Jeff, c’est un humaniste. Il illustre la vie des fous, des vieux et des migrants. Avec la journaliste Taina Ternoven dans la Revue Dessinée, il décrit par ses mélanges de couleurs – qu’il empreinte entre autres à la peinture abstraite de Rothko – le parcours trop souvent funeste des exilés. « Les gens meurent dans le désert pour se rendre en Europe. Peu de gens le savent ».
Retour aux sources
Comme pour beaucoup d’artistes, la vie de Jeff est parsemée de doutes: « devrais-je me lancer à corps perdu dans la peinture? Ou poursuivre le dessin? ». Ces derniers temps, celui qui est aussi guitariste du groupe « Les Jacquelines Maillan lâche prise de ses mondes parallèles en s’essayant à la batterie. « J’ai toujours vu la musique comme une fête » explique-t-il, lui qui s’est également lancé dans le jazz manouche. Les cultures latines l’appellent, il apprend aussi à parler espagnol! Une langue qui lui servira peut-être à exporter à l’étranger Rita, le fanzine qu’il a créé il y a deux ans. « Rita, c’est un peu la figure emblématique latine. On retrouve une personnalité espagnole, castillane.

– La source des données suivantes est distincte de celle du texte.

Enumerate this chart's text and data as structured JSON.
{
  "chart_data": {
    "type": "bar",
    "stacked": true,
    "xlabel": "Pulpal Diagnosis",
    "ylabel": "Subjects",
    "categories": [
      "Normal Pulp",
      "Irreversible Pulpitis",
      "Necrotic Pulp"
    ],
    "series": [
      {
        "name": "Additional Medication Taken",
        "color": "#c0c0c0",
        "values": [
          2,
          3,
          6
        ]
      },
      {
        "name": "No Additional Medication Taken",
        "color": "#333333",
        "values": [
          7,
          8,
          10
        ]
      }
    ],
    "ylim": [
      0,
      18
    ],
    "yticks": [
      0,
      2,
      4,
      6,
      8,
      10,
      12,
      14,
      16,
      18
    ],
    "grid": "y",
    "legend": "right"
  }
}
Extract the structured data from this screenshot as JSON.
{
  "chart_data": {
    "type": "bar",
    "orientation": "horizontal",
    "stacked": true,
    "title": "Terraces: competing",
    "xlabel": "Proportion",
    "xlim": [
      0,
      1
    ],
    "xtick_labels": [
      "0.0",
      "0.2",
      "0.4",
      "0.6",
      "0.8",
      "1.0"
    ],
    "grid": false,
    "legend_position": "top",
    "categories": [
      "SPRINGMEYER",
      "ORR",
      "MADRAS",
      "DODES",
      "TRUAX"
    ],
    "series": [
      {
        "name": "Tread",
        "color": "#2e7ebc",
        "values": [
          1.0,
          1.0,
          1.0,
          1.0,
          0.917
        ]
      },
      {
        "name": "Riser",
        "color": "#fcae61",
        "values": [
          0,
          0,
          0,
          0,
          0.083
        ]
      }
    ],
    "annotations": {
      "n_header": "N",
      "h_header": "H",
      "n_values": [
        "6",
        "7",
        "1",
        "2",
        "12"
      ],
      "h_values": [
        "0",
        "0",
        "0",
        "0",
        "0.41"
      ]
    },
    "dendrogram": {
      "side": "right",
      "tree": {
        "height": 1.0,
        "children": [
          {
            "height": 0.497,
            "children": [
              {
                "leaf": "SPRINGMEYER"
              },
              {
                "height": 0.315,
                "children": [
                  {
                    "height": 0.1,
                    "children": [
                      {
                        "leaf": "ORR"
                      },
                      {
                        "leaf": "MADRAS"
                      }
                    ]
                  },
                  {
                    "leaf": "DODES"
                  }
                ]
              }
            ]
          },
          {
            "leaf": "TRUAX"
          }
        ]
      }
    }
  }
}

C’est aussi la mascotte du fanzine ». Selon le dessinateur, elle reste enfant ou devient adulte. « Dans tous les cas, ce petit personnage s’adresse à une part enfantine de nous-mêmes ». Sans capital de départ, la revue – qui va bientôt publier son quatrième numéro – entend rendre visible les différents dynamismes d’illustration et de graphisme et affiche la volonté de confronter les générations de dessinateurs. Un peu dans l’esprit de A Suivre, là où il a débuté.